Reimagining Patient Advocacy—Voices, Contexts, and Pathways to Cancer Equity
Runcie C.W. Chidebe and Lydia Makaroff, Guest Editors
In recent years, global attention to patient rights and empowerment has grown substantially, placing patient advocacy at the heart of discussions around quality cancer care. Yet, this special issue of ecancermedicalscience reveals that “advocacy” is not a fixed or uniform concept—it is culturally embedded, context-sensitive, and continuously evolving. From Gaza to Nigeria, from youth groups in Africa to ethnically diverse communities in the UK and Egypt, this issue explores how individuals affected by cancer are actively reshaping healthcare systems through their voices, lived experiences, and resilience.
In Africa, Nwozichi et al. examine the unique barriers faced by adolescents and young adults (AYAs) with cancer—ranging from limited access to tailored services and stigmatization, to systemic underrepresentation in clinical research [1]. Despite these challenges, AYAs emerge as powerful agents of change, driving peer support networks, educational outreach, and health policy shifts across the continent.
Complementing this, the study led by Nduka et al. explores how breast cancer survivorship in Nigeria can inform stronger advocacy strategies.

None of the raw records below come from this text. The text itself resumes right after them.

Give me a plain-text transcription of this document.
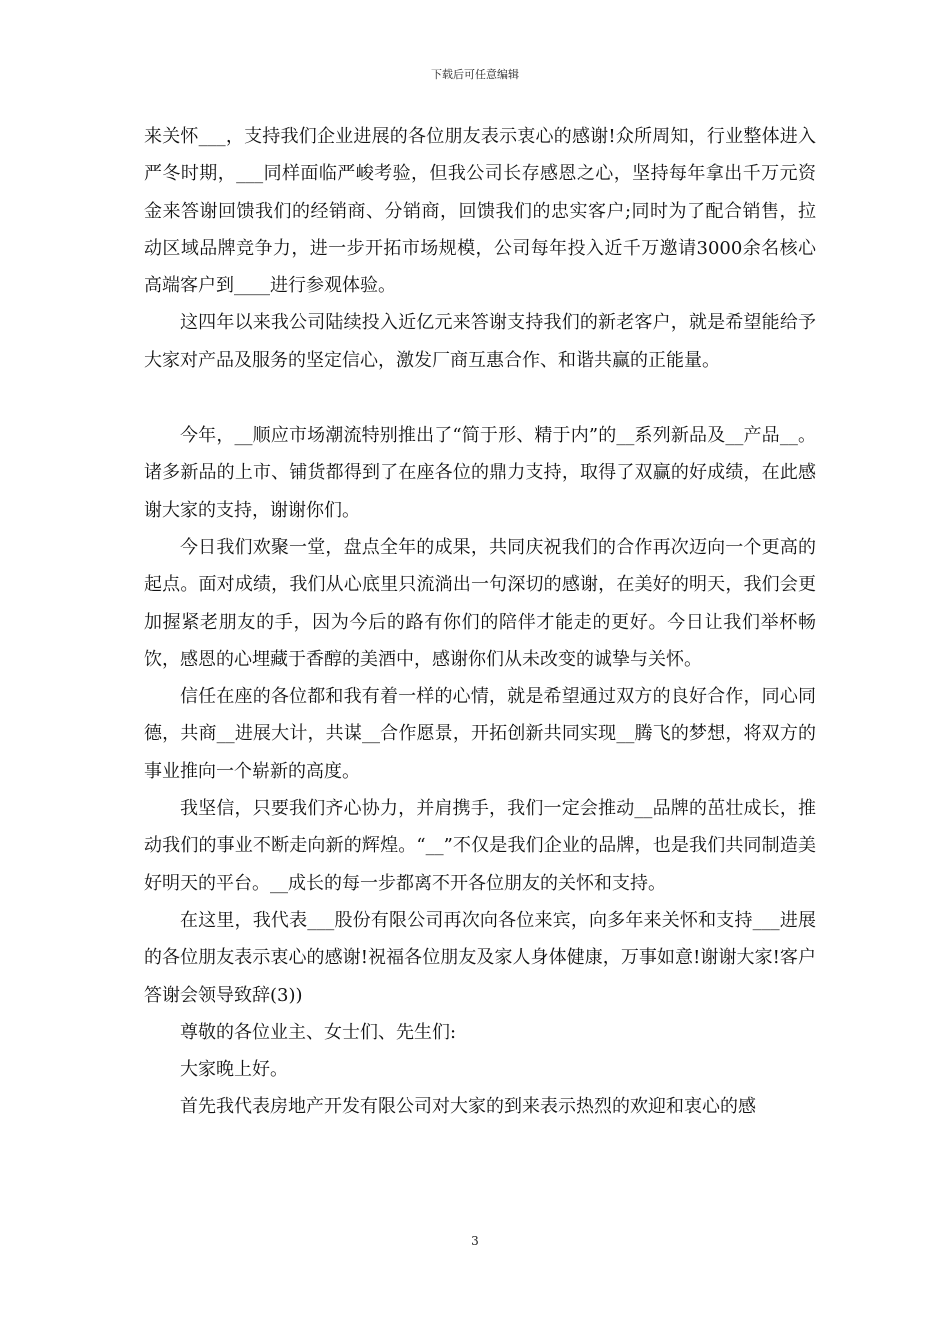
下载后可任意编辑

来关怀___，支持我们企业进展的各位朋友表示衷心的感谢!众所周知，行业整体进入严冬时期，___同样面临严峻考验，但我公司长存感恩之心，坚持每年拿出千万元资金来答谢回馈我们的经销商、分销商，回馈我们的忠实客户;同时为了配合销售，拉动区域品牌竞争力，进一步开拓市场规模，公司每年投入近千万邀请3000余名核心高端客户到____进行参观体验。

这四年以来我公司陆续投入近亿元来答谢支持我们的新老客户，就是希望能给予大家对产品及服务的坚定信心，激发厂商互惠合作、和谐共赢的正能量。

今年，__顺应市场潮流特别推出了“简于形、精于内”的__系列新品及__产品__。诸多新品的上市、铺货都得到了在座各位的鼎力支持，取得了双赢的好成绩，在此感谢大家的支持，谢谢你们。

今日我们欢聚一堂，盘点全年的成果，共同庆祝我们的合作再次迈向一个更高的起点。面对成绩，我们从心底里只流淌出一句深切的感谢，在美好的明天，我们会更加握紧老朋友的手，因为今后的路有你们的陪伴才能走的更好。今日让我们举杯畅饮，感恩的心埋藏于香醇的美酒中，感谢你们从未改变的诚挚与关怀。

信任在座的各位都和我有着一样的心情，就是希望通过双方的良好合作，同心同德，共商__进展大计，共谋__合作愿景，开拓创新共同实现__腾飞的梦想，将双方的事业推向一个崭新的高度。

我坚信，只要我们齐心协力，并肩携手，我们一定会推动__品牌的茁壮成长，推动我们的事业不断走向新的辉煌。“__”不仅是我们企业的品牌，也是我们共同制造美好明天的平台。__成长的每一步都离不开各位朋友的关怀和支持。

在这里，我代表___股份有限公司再次向各位来宾，向多年来关怀和支持___进展的各位朋友表示衷心的感谢!祝福各位朋友及家人身体健康，万事如意!谢谢大家!客户答谢会领导致辞(3))

尊敬的各位业主、女士们、先生们:

大家晚上好。

首先我代表房地产开发有限公司对大家的到来表示热烈的欢迎和衷心的感

3
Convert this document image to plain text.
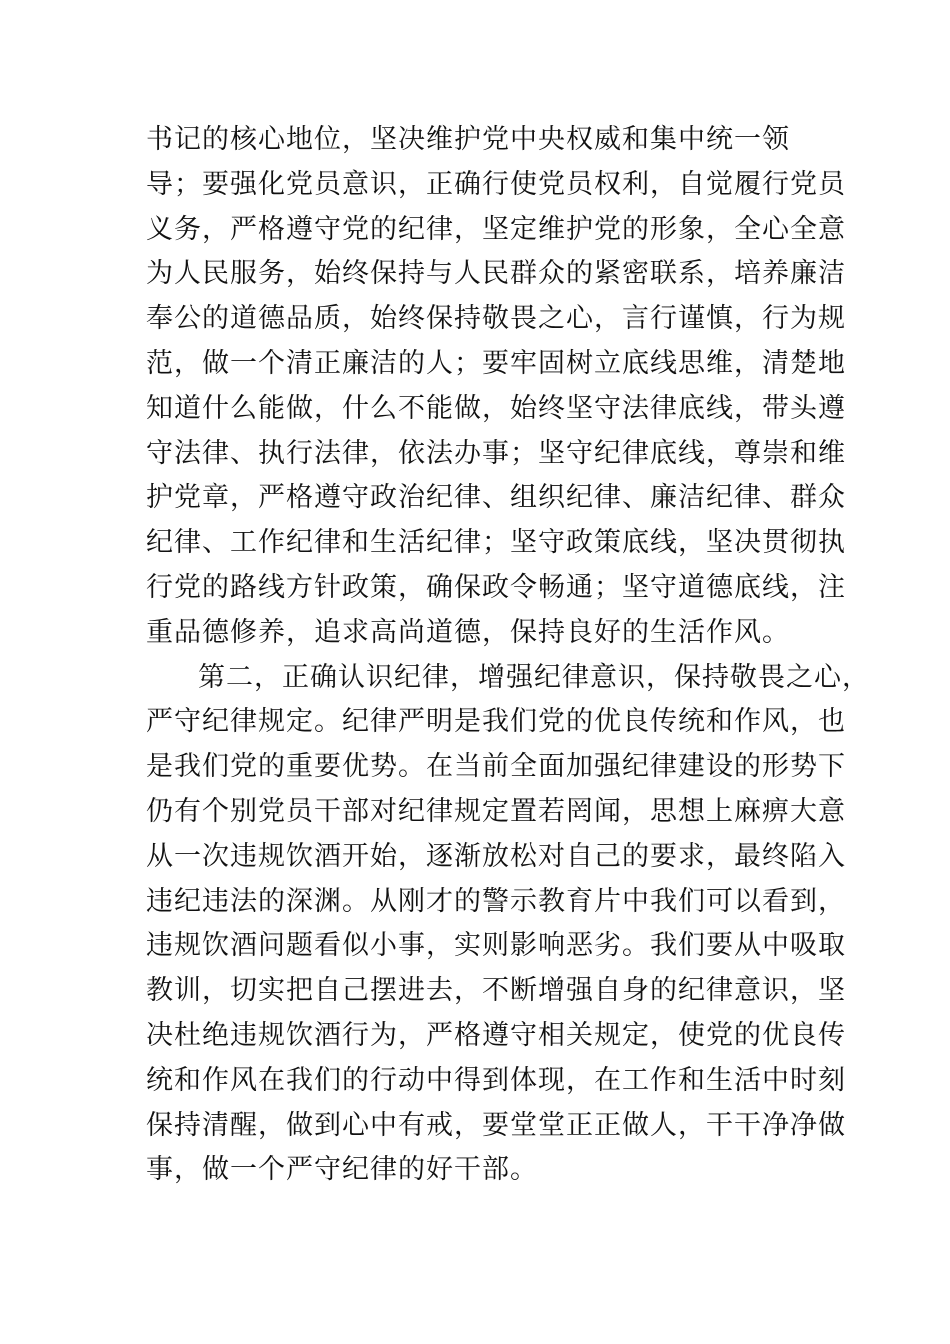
书记的核心地位，坚决维护党中央权威和集中统一领
导；要强化党员意识，正确行使党员权利，自觉履行党员
义务，严格遵守党的纪律，坚定维护党的形象，全心全意
为人民服务，始终保持与人民群众的紧密联系，培养廉洁
奉公的道德品质，始终保持敬畏之心，言行谨慎，行为规
范，做一个清正廉洁的人；要牢固树立底线思维，清楚地
知道什么能做，什么不能做，始终坚守法律底线，带头遵
守法律、执行法律，依法办事；坚守纪律底线，尊崇和维
护党章，严格遵守政治纪律、组织纪律、廉洁纪律、群众
纪律、工作纪律和生活纪律；坚守政策底线，坚决贯彻执
行党的路线方针政策，确保政令畅通；坚守道德底线，注
重品德修养，追求高尚道德，保持良好的生活作风。
第二，正确认识纪律，增强纪律意识，保持敬畏之心，
严守纪律规定。纪律严明是我们党的优良传统和作风，也
是我们党的重要优势。在当前全面加强纪律建设的形势下
仍有个别党员干部对纪律规定置若罔闻，思想上麻痹大意
从一次违规饮酒开始，逐渐放松对自己的要求，最终陷入
违纪违法的深渊。从刚才的警示教育片中我们可以看到，
违规饮酒问题看似小事，实则影响恶劣。我们要从中吸取
教训，切实把自己摆进去，不断增强自身的纪律意识，坚
决杜绝违规饮酒行为，严格遵守相关规定，使党的优良传
统和作风在我们的行动中得到体现，在工作和生活中时刻
保持清醒，做到心中有戒，要堂堂正正做人，干干净净做
事，做一个严守纪律的好干部。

Participants speak candidly about poor communication in care settings, late diagnosis, financial hardship, and social stigma—all of which reinforce the urgent need for a patient-informed advocacy model that addresses systemic and cultural barriers [2].
In Gaza, AlWaheidi et al. present a compelling qualitative study revealing the emotional, clinical, and geopolitical challenges faced by women with breast cancer. Beyond healthcare access and delays in treatment, these women articulate deep concerns about modesty, fear, stigma, and disrupted family dynamics—issues that demand a patient advocacy framework rooted in dignity and human rights [3].
From a research equity perspective, the UK-based Diverse PPI initiative—described by Van Hemelrijck and colleagues—offers a bold example of how inclusive, culturally competent engagement can address underrepresentation in clinical research. By fostering trust, representation, and education, their work underscores that patient participation must go beyond tokenism and into shared ownership of research agendas [4].
Finally, in Egypt, Hammad et al. demonstrate the transformative power of community engagement in increasing bladder cancer awareness. Through in-person outreach and online campaigns, their team not only improved public knowledge but also revealed persistent gaps among medical students, emphasizing the need for multi-pronged advocacy strategies in low-resource settings [5].
As guest editors, we believe this special issue marks a turning point in how patient advocacy is understood and enacted. The patient is not a passive recipient of care, but a central figure in shaping policy, research, and service delivery. We celebrate the breadth of voices and the depth of insights shared here, and we hope these contributions will inspire further actions toward more inclusive, equitable, and patient-centered cancer care.
References
Chidebe RCW, et al. Cancer Advocacy, Barriers and Associated Factors Among Adolescents and Young Adults with Cancer in Africa. ecancermedicalscience. 2024.
Nduka CC, et al. Using Cancer Survivorship Experiences to Inform Cancer Advocacy in Nigeria. ecancermedicalscience. 2024.
AlWaheidi S, et al. Breast cancer in women in Gaza: Qualitative study of women’s expectations and experiences of diagnosis and management. ecancermedicalscience. 2024.
Van Hemelrijck M, Green S, et al. The Patient and Public Involvement Cancer Research Group for Diverse Backgrounds (Diverse PPI): doing better together. ecancermedicalscience. 2024.
Hammad AA, et al. Enhancing Bladder Cancer Awareness and Knowledge through Multifaceted Community Engagement in Egypt. ecancermedicalscience. 2024.